Grillen mit Metallica oder ein Badetag mit den Sportfreunden Stiller – Thomas Naumann hat das alles schon erlebt. Der Bademeister des Strandbades am Hörnle wohnt seit 15 Jahren in einer der beiden Wohnungen, die sich im selben Gebäude befinden, wie die Umkleideräume des Bodenseestadions. Den großzügigen Garten mit Hollywood-Schaukel, Gartenlaube und Feuertonne teilt er mit dem Platzwart des Stadions, Giovanni Spadino.

Das Festival „Rock am See“ führte viele Weltstars ins Konstanzer Stadion. Viele von ihnen kamen vor ihren Auftritten in den Garten von Naumann und Spadino. „Ich denke, dass sie hier besser entspannen konnten, als in dem Backstage-Getümmel“, sagt Naumann. Am eindrücklichsten ist seine Erinnerung an den Besuch der US-amerikanischen Metal-Band Metallica. „Der Schlagzeuger Lars Ulrich saß an der Feuertonne und hat sich gewärmt. Der Sänger James Hetfield saß mit uns am Tisch und hat ein Bier getrunken.“ Dabei hinterließ Hetfield auch eine Flasche „Black Mountain“, ein kanadisches Mineralwasser. Der Behälter wurde zum heiligen Gral für Naumanns Sohn. „Die stand bestimmt zehn Jahre bei uns rum“, sagt der Bademeister und lacht.
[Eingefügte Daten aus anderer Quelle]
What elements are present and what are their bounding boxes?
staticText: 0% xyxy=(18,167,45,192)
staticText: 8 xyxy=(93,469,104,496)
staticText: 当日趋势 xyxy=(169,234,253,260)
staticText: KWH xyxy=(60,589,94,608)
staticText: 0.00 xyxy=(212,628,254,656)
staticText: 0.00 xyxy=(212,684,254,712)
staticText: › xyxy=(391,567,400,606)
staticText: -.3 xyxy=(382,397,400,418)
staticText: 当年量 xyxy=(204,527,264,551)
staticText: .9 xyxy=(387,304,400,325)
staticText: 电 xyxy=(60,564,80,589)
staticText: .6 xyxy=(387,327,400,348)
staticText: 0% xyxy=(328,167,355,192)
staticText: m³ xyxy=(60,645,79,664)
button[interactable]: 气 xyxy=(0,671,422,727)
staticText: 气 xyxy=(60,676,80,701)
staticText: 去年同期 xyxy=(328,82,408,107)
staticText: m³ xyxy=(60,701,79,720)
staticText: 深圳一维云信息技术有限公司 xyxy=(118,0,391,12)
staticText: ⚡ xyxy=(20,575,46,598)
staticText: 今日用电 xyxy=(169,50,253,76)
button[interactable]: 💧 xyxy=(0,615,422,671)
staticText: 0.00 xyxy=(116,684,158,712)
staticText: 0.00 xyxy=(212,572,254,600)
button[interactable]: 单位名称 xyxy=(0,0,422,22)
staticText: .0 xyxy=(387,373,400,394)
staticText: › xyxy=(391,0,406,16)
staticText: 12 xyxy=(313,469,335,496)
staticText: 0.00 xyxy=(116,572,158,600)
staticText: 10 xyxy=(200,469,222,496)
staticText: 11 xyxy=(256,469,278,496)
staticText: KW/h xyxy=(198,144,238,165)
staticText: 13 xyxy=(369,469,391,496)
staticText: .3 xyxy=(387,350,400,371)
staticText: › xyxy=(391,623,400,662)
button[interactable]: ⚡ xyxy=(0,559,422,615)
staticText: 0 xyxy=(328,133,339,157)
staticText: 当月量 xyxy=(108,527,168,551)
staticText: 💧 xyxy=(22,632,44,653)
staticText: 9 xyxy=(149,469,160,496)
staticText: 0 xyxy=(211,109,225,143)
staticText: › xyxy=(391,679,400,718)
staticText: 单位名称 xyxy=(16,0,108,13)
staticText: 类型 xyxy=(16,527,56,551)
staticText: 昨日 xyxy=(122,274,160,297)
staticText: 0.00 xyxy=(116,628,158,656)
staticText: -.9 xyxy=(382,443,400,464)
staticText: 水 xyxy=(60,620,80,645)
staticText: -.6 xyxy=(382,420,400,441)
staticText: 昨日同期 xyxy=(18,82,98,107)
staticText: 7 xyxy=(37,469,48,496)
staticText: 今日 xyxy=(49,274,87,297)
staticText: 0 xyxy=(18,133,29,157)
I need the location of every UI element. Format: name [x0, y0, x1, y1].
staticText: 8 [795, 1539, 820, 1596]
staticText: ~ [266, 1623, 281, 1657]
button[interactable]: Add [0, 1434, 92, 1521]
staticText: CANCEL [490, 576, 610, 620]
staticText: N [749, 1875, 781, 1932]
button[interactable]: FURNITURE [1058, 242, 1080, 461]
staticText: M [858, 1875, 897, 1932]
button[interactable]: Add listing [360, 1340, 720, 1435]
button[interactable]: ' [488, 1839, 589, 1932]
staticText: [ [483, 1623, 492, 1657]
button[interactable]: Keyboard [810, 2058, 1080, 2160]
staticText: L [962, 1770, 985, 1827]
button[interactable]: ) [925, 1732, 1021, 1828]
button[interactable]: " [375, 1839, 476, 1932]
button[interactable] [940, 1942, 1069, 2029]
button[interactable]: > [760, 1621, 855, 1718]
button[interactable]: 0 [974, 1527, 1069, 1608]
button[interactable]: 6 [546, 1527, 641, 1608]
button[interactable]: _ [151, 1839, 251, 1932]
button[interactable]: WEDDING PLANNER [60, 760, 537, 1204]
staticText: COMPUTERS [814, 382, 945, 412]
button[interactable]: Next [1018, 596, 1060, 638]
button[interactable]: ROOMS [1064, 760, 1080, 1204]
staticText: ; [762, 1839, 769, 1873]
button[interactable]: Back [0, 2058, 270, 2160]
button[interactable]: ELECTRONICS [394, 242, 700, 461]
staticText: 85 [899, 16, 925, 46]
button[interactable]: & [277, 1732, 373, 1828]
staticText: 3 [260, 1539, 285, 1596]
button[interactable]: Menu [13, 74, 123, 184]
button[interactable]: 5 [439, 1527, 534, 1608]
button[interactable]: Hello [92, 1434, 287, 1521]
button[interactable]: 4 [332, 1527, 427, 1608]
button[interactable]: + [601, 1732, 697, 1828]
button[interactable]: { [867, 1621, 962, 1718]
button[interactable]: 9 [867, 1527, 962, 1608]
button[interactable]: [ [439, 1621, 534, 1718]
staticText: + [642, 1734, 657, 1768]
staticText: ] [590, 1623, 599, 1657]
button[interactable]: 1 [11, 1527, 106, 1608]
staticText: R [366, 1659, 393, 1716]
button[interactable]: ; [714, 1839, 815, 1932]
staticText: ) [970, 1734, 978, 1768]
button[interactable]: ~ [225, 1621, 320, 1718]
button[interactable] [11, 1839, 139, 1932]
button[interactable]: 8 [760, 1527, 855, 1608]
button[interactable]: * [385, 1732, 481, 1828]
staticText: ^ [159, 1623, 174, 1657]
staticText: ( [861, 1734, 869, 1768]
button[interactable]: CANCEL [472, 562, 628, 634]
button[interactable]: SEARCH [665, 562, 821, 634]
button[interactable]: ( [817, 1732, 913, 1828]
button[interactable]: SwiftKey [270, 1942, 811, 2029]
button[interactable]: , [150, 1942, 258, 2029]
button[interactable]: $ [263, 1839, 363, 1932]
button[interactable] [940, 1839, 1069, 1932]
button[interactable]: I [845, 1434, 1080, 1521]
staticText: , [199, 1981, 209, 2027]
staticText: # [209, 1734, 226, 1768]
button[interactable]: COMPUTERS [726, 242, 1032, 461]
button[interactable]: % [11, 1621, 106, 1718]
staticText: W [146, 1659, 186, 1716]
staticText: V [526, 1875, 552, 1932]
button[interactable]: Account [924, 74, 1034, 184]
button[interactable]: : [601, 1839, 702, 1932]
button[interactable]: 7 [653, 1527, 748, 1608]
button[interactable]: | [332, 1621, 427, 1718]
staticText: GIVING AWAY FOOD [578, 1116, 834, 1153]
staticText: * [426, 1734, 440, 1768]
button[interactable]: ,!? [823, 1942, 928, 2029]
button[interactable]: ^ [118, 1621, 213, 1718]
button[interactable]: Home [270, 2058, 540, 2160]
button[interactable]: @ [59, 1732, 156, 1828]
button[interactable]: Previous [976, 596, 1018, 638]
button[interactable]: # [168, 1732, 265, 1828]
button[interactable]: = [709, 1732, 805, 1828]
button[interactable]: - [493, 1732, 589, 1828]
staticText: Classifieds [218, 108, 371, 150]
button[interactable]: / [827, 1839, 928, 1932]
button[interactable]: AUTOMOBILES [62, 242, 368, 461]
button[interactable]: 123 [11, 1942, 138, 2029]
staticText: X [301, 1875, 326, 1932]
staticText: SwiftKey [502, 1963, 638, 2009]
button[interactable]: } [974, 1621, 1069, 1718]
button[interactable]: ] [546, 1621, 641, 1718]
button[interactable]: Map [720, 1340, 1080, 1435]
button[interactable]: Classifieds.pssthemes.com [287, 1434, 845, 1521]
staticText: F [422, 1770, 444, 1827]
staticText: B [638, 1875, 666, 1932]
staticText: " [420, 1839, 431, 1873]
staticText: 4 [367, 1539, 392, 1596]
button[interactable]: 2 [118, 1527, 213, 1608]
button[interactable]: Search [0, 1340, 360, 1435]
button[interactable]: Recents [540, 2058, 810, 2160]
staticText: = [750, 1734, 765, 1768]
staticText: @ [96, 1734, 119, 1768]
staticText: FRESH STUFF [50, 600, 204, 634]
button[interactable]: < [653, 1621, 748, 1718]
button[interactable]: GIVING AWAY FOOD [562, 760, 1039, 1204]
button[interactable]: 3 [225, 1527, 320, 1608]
Auf Naumanns Aufforderung „let’s go to the strand“ seien die Musiker dann aber doch nicht eingegangen. Im Gegensatz zu den Sportfreunden Stiller, die sich durch das kleine Hintertor im Garten an den Fans vorbei zum See geschlichen hatten.

Für Giovanni Spadino und seine Frau Brigitte war der Besuch von Elton John der spektakulärste. „Sein Hubschrauber ist zuerst am FKK-Strand gelandet“, erzählt der Platzwart und schmunzelt bei der Erinnerung daran. Als der Pilot seinen Fehler bemerkte, sei er auf Spadinos Garten als Landeplatz ausgewichen. Daniela Ulrich, Lebensgefährtin von Naumann, erinnert sich noch an die „übergroßen Schuhe“, die Elton John trug, als er aus dem Hubschrauber stieg. Der britische Sänger ist der einzige Star, von dem sich zumindest Brigitte Spadino ein Autogramm holte. „Wir behandeln diese Menschen nicht anders, als jeden anderen auch“, sagt Naumann. Das ist seiner Ansicht nach auch einer der Gründe, weshalb sie immer wieder Zuflucht in seinem Garten suchten. „Dieses Leben möchte ich nicht führen“, sagt Naumann. Die ständige Begleitung von Personenschützern, die ständige Medienpräsenz und ein Leben aus dem Koffer, das sei schon eine Zumutung, so die vier Hausbewohner.

Seit einigen Jahren haben die Star-Besuche im Stadion-Garten abgenommen. Bei „Rock am See“ seien die Künstler ab 2010 in einer eigenen Zeltstadt untergebracht gewesen, seit dem Aus sei es ruhiger im Stadion geworden. Von „Bodensee Ahoi“ haben sie bis auf die Aufbauarbeiten wenig mitbekommen. Falls sich jedoch ein Jürgen Drews in den Garten verlaufen sollte, sei er willkommen. „Jeder, der vorbeikommt, kriegt eine Thüringer und ein Bier“, verspricht Naumann und wendet die Würstchen auf dem Grill.